6. Grammar, word choice, and slang
Commas can be a beautiful thing. They can also be distracting when misused. This book was full of fragments, run-on sentences, and comma splices. If I hadn’t been reading it on my kindle, I would have been tempted to break out my red pen and start correcting errors. I caught myself rereading several paragraphs because I couldn’t understand what was written. That is never a good sign.
“It was a bath towel saturated with blood”… “it’s still damp.” The above conversation would work if the next line were a sarcastic comment like “you think?” But sadly, it wasn’t. This was a serious crime scene discussion in the book and the sarcastic comment was from me. If a towel is sitting in a pool of blood, I’m betting it’s not just damp, it’s probably – what’s the word I’m looking for – SATURATED.
And finally, there is the issue of slang. Sometimes it works, but in this story, it didn’t. We all use slang in our daily lives, but seeing it written in a novel can be jarring. For example, “I’ll see you in a couple of days.” That’s how we see it written usually. When talking, especially if we’re talking quickly, the “of” comes out sounding like “a.” Unfortunately, in this book, that was how it was written “couple a days.” That is technically how it sounds, but seeing it written that way isn’t cool, it’s jarring.
- It appears that the author did try to research the forensics, although there wasn’t a lot of that in the book.
- The concept was good. I could see this as a made for TV cop drama (but maybe with better editing)
- This could make a decent series (again with better editing and more focus on character development – don’t try to cram so much into one book)

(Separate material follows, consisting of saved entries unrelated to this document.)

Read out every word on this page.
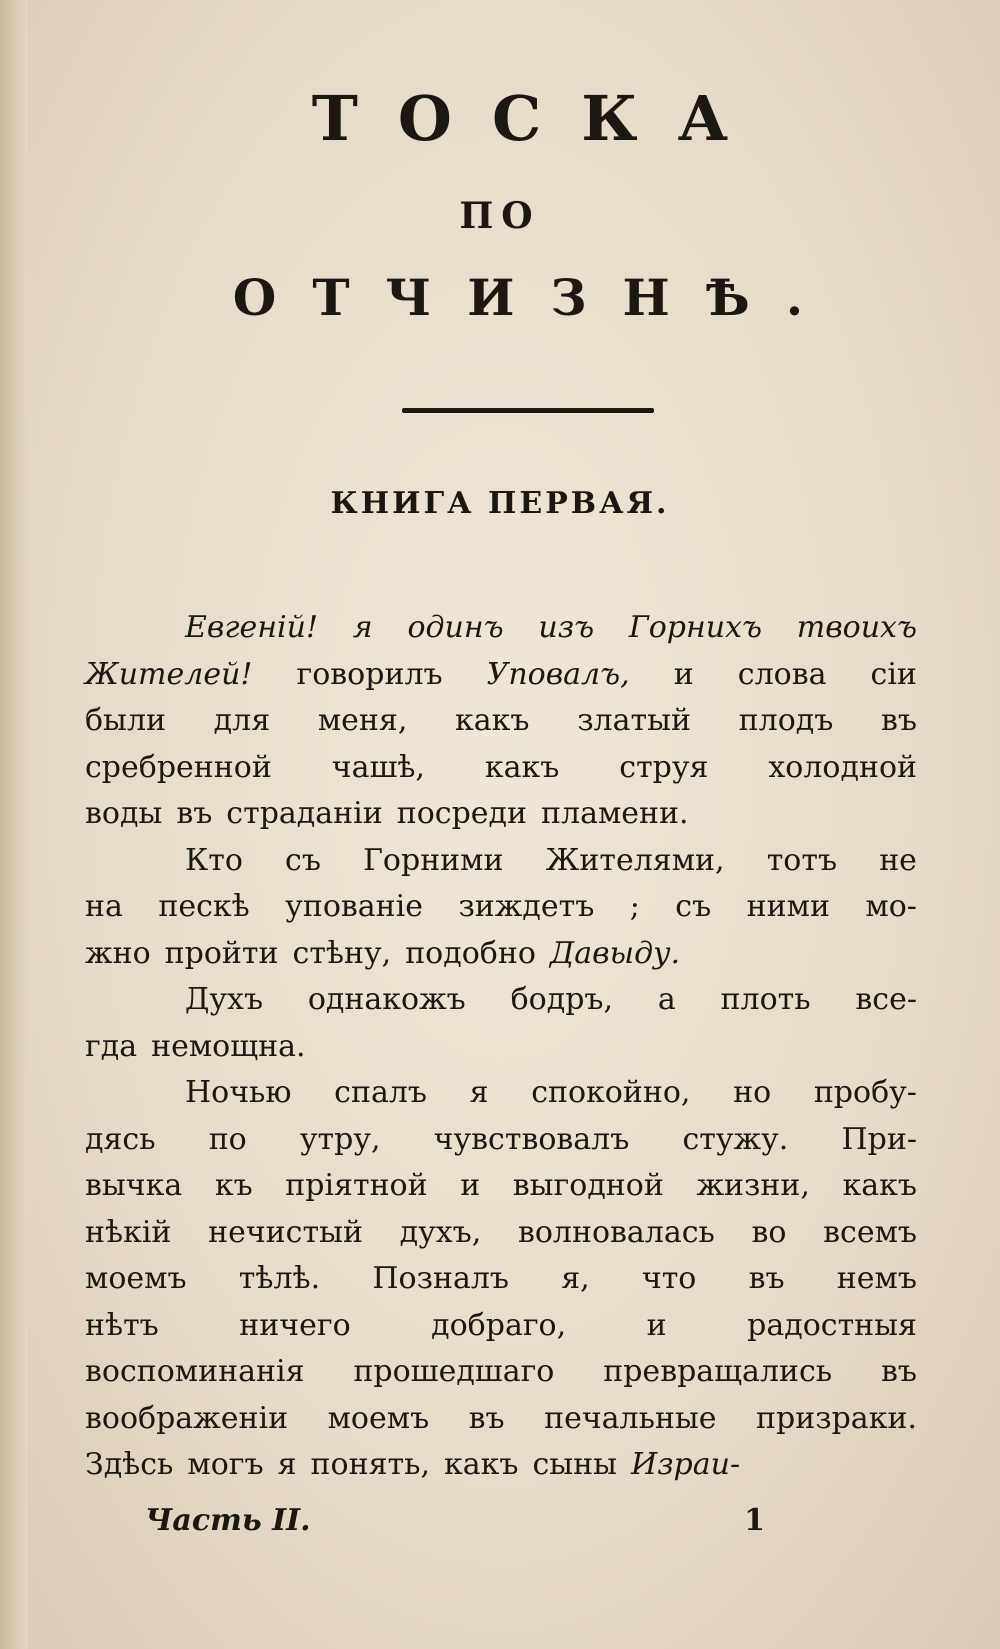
ТОСКА
ПО
ОТЧИЗНѢ.
КНИГА ПЕРВАЯ.
Евгеній! я одинъ изъ Горнихъ твоихъ
Жителей! говорилъ Уповалъ, и слова сіи
были для меня, какъ златый плодъ въ
сребренной чашѣ, какъ струя холодной
воды въ страданіи посреди пламени.
Кто съ Горними Жителями, тотъ не
на пескѣ упованіе зиждетъ ; съ ними мо-
жно пройти стѣну, подобно Давыду.
Духъ однакожъ бодръ, а плоть все-
гда немощна.
Ночью спалъ я спокойно, но пробу-
дясь по утру, чувствовалъ стужу. При-
вычка къ пріятной и выгодной жизни, какъ
нѣкій нечистый духъ, волновалась во всемъ
моемъ тѣлѣ. Позналъ я, что въ немъ
нѣтъ	ничего	добраго,	и	радостныя
воспоминанія прошедшаго превращались въ
воображеніи моемъ въ печальные призраки.
Здѣсь могъ я понять, какъ сыны Израи-
Часть II.	1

I don’t know whether to recommend this book or not. Part of me is really rooting for this author. I’d like to see her succeed. I know she has a second book out, but I don’t know if I will pick it up to see if the writing has matured. Part of me wants to see if this book was simply the awkward start to something great, but the other part of me fears that maybe this is all there is – poor grammar, bad character development, and misused slang.